VisionMouse is a hardware + software system designed to help visually impaired users explore complex visual data such as charts, maps, dashboards, and technical drawings.
The system replaces slow, linear screen reader navigation with spatial exploration using tactile and adaptive audio feedback.
- Desktop UI (PySide6)
- Screenshot capture
- Multi-agent Gemini image analysis
- Grid-based intensity + relevance mapping
- ElevenLabs text-to-speech and sound effects
- WebSocket communication with Raspberry Pi
- Optical motion / trackball input
- Servo motor tactile feedback
- Vibration motor support
- Speaker output
- Real-time feedback loop
- The user captures a screenshot of visual content.

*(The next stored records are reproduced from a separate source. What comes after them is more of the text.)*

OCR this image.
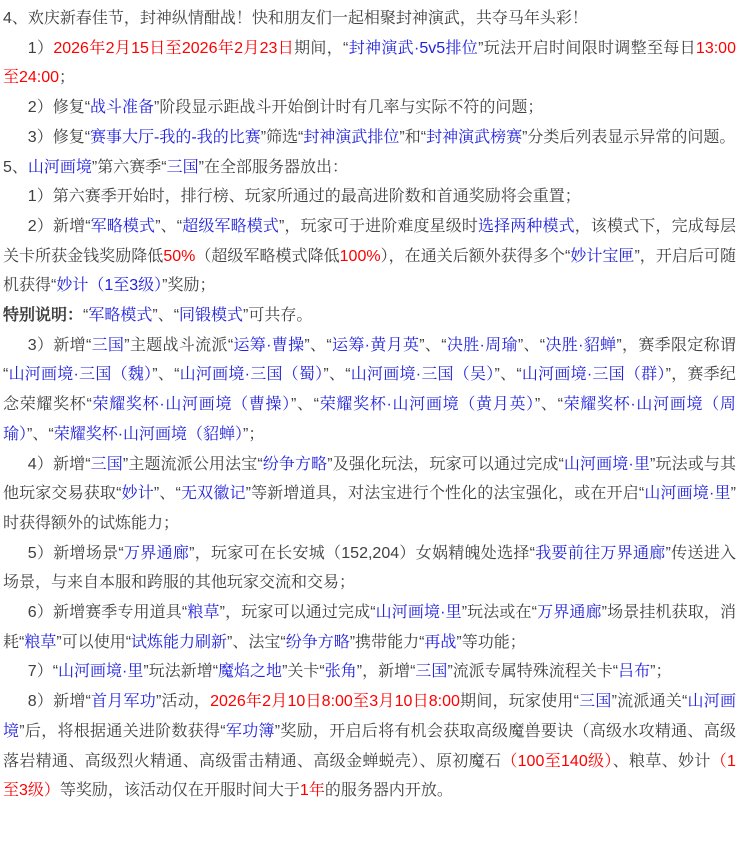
4、欢庆新春佳节，封神纵情酣战！快和朋友们一起相聚封神演武，共夺马年头彩！

1）2026年2月15日至2026年2月23日期间，“封神演武·5v5排位”玩法开启时间限时调整至每日13:00至24:00；

2）修复“战斗准备”阶段显示距战斗开始倒计时有几率与实际不符的问题；

3）修复“赛事大厅-我的-我的比赛”筛选“封神演武排位”和“封神演武榜赛”分类后列表显示异常的问题。

5、山河画境”第六赛季“三国”在全部服务器放出：

1）第六赛季开始时，排行榜、玩家所通过的最高进阶数和首通奖励将会重置；

2）新增“军略模式”、“超级军略模式”，玩家可于进阶难度星级时选择两种模式，该模式下，完成每层关卡所获金钱奖励降低50%（超级军略模式降低100%），在通关后额外获得多个“妙计宝匣”，开启后可随机获得“妙计（1至3级）”奖励；

特别说明：“军略模式”、“同锻模式”可共存。

3）新增“三国”主题战斗流派“运筹·曹操”、“运筹·黄月英”、“决胜·周瑜”、“决胜·貂蝉”，赛季限定称谓“山河画境·三国（魏）”、“山河画境·三国（蜀）”、“山河画境·三国（吴）”、“山河画境·三国（群）”，赛季纪念荣耀奖杯“荣耀奖杯·山河画境（曹操）”、“荣耀奖杯·山河画境（黄月英）”、“荣耀奖杯·山河画境（周瑜）”、“荣耀奖杯·山河画境（貂蝉）”；

4）新增“三国”主题流派公用法宝“纷争方略”及强化玩法，玩家可以通过完成“山河画境·里”玩法或与其他玩家交易获取“妙计”、“无双徽记”等新增道具，对法宝进行个性化的法宝强化，或在开启“山河画境·里”时获得额外的试炼能力；

5）新增场景“万界通廊”，玩家可在长安城（152,204）女娲精魄处选择“我要前往万界通廊”传送进入场景，与来自本服和跨服的其他玩家交流和交易；

6）新增赛季专用道具“粮草”，玩家可以通过完成“山河画境·里”玩法或在“万界通廊”场景挂机获取，消耗“粮草”可以使用“试炼能力刷新”、法宝“纷争方略”携带能力“再战”等功能；

7）“山河画境·里”玩法新增“魔焰之地”关卡“张角”，新增“三国”流派专属特殊流程关卡“吕布”；

8）新增“首月军功”活动，2026年2月10日8:00至3月10日8:00期间，玩家使用“三国”流派通关“山河画境”后，将根据通关进阶数获得“军功簿”奖励，开启后将有机会获取高级魔兽要诀（高级水攻精通、高级落岩精通、高级烈火精通、高级雷击精通、高级金蝉蜕壳）、原初魔石（100至140级）、粮草、妙计（1至3级）等奖励，该活动仅在开服时间大于1年的服务器内开放。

- The system analyzes the image using a multi-agent pipeline powered by Gemini.
- The user selects a factor to explore (e.g., intensity, density, borders).
- Moving the device produces:
- Continuous audio intensity changes
- Tactile feedback for non-relevant areas
- On-demand AI-generated descriptions
The grid-based approach allows fast spatial interaction without repeatedly sending cropped images to the model.
- Python
- Raspberry Pi 5
- PySide6
- Google Gemini API
- ElevenLabs API
- WebSockets
- GPIO / PWM control
cd Computer pip install -r requirements.txt python app.py
Create a .env file with:
GOOGLE_API_KEY=your_key ELEVENLABS_API_KEY=your_key
cd RaspberryPi pip install -r requirements.txt python main.py
Ensure GPIO permissions, PWM, and audio output are configured properly.
VisionMouse is an experimental prototype developed for accessibility-focused exploration of visual data.